Richard Fitzgerald
Richard Fitzgerald
Senior State Archaeologist
Cultural Resources Division
1416 9th Street, Room 902
Sacramento, CA 95814
P.O. Box 942896, Sacramento, CA 94296-0001
Phone: (916) 653-2030
Email: Richard.Fitzgerald@parks.ca.gov
Articles:
California Archaeology Journal: The Antiquity and Significance of Effigies and Representational Art in Southern California Prehistory
Ancient long-distance trade in Western North America: new AMS radiocarbon dates from Southern California
BIO INFO: I am a third generation San Franciscan, of Irish/Portuguese descent. After my father returned from the Army after the Korean War, my family left San Francisco for San Carlos, a small town on the Peninsula where I was raised with my three siblings. For most of my life I have lived in northern and central California but have also lived in various areas of the United States and Europe. My home now is the idyllic little agricultural town of Winters, where I live with my wife Allika who also is an archaeologist.
CAREER: It is not clear to me when I first became interested in archaeology but I know I was quite young. Certainly, it was a professor of physical anthropology I had in junior college that really drew me in to the discipline.
Upon being accepted at San Francisco State University, I chose anthropology as my major, a decision I have never regretted. At “State” I was initially fascinated by primates, “visual” anthropology, and then finally Mayan and South American archaeology. Before graduating, I decided to attend an archaeological field school to earn some extra credits for graduation. I chose a program run by Eastern New Mexico State, which was excavating “Salmon Ruins,” a Chaco pueblo outlier in Northern New Mexico. It was a great experience that changed my life. As I later learned, I had the good fortune to be working for Cynthia Irwin Williams, a renowned southwestern archaeologist. After I graduated with my B.A. in anthropology I returned to Salmon Ruins which led to my first job with the National Park Service (NPS). With NPS, I was sent back east to work at a variety of historic national parks and monuments, including Harpers Ferry, Forts Necessity and Washington, Appomattox, and the estate of Martin Van Buren. I spent two seasons in the east interspersed with an extensive trip to Central America.
These days of traveling culminated with a two year stay in Europe where I held a variety of jobs (grape picker, factory worker, truck driver and English teacher). All these experiences had one thing in common: none was as interesting as my work in archaeology. Anxious to begin again in archaeology, I returned to California.
Through sheer luck I got my first field experience in California on the “Blood Alley” Highway 101 project in southern San Jose. This eventually led me to the anthropology department at San Jose State University, where I became a graduate student.
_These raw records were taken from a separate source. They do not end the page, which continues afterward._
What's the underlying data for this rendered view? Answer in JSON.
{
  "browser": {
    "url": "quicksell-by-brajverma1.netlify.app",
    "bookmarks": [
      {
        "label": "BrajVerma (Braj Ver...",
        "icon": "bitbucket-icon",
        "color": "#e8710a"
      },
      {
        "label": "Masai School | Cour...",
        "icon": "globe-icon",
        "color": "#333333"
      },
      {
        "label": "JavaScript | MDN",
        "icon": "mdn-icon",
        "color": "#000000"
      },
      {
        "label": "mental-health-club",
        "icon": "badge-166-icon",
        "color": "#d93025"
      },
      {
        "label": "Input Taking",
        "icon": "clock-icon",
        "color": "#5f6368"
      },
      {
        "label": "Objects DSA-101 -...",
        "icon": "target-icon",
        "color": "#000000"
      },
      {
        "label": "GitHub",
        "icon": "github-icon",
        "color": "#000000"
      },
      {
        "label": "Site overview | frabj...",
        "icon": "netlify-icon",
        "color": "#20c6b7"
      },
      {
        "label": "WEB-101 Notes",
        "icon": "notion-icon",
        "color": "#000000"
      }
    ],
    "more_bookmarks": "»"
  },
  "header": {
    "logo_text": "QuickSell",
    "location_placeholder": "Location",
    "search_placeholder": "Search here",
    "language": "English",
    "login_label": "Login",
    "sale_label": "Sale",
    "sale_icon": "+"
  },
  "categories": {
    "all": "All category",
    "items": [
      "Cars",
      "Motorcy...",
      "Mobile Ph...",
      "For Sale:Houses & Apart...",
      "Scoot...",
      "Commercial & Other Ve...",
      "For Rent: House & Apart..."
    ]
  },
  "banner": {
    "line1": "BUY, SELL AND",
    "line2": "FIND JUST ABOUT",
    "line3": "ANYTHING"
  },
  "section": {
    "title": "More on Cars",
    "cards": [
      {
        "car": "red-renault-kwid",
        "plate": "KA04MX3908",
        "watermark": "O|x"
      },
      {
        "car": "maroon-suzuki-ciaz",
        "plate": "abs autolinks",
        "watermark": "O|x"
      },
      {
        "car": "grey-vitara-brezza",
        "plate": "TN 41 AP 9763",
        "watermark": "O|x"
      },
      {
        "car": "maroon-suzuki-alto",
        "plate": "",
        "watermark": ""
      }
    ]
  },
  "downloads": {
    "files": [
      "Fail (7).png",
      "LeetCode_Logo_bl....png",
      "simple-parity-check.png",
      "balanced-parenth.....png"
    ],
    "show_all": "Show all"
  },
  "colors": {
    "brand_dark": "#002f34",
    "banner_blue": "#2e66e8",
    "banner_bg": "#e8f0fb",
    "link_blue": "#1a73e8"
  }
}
It was at San Jose State that I was either taught or came in contact with many prominent California archaeologists including James Bennyhoff, Steve Dietz, Dave Fredrickson, Bert Gerow, Bill Hildebrandt, Tom Origer, and Claude Warren, to name a few. During my graduate school years I gathered a great deal of field experience working for a variety of agencies including the NPS in Yosemite, California Department of Transportation (Caltrans) in the Bay Area, the U.S. Forest Service on the Mendocino National Forest, the anthropology lab at Sonoma State and many private firms.
After receiving my master's degree from San Jose State I returned to NPS where I spent two years as the assistant Park archaeologist at four northern California national parks. After a four-year period of working and living on the central coast, where I have done my most important work and research, I returned to the Bay Area with Caltrans as an Associate Archaeologist for the Environmental Branch of District 4. In the last 15 years or so I have also managed to gain some valuable field experience in Denmark, France, Mexico and Peru, and most recently returned New Mexico completing the circle I started some 25 years ago.
RESEARCH: There are few areas of California prehistory in which I do not find some kind of interest, but lately have now become more focused on the very earliest periods of California prehistory. My master's thesis on the early inhabitants of the Bay Area introduced me to this topic and over the years I have been fortunate to work on several important sites of great antiquity including Cross Creek (CA-SLO-1797), a 10,000 year old deposit on which I directed excavations for the Department of Water Resources. I am very interested in the Late Pleistocene/ Early Holocene Transition period and how the Californian archaeological record of this time articulates with the colonization of the New World.
I have come to the Cultural Heritage Section of DPR after five and a half years at Caltrans and am very excited about the opportunity to work for an organization whose stated purpose is to preserve California’s invaluable, and irreplaceable, cultural resources.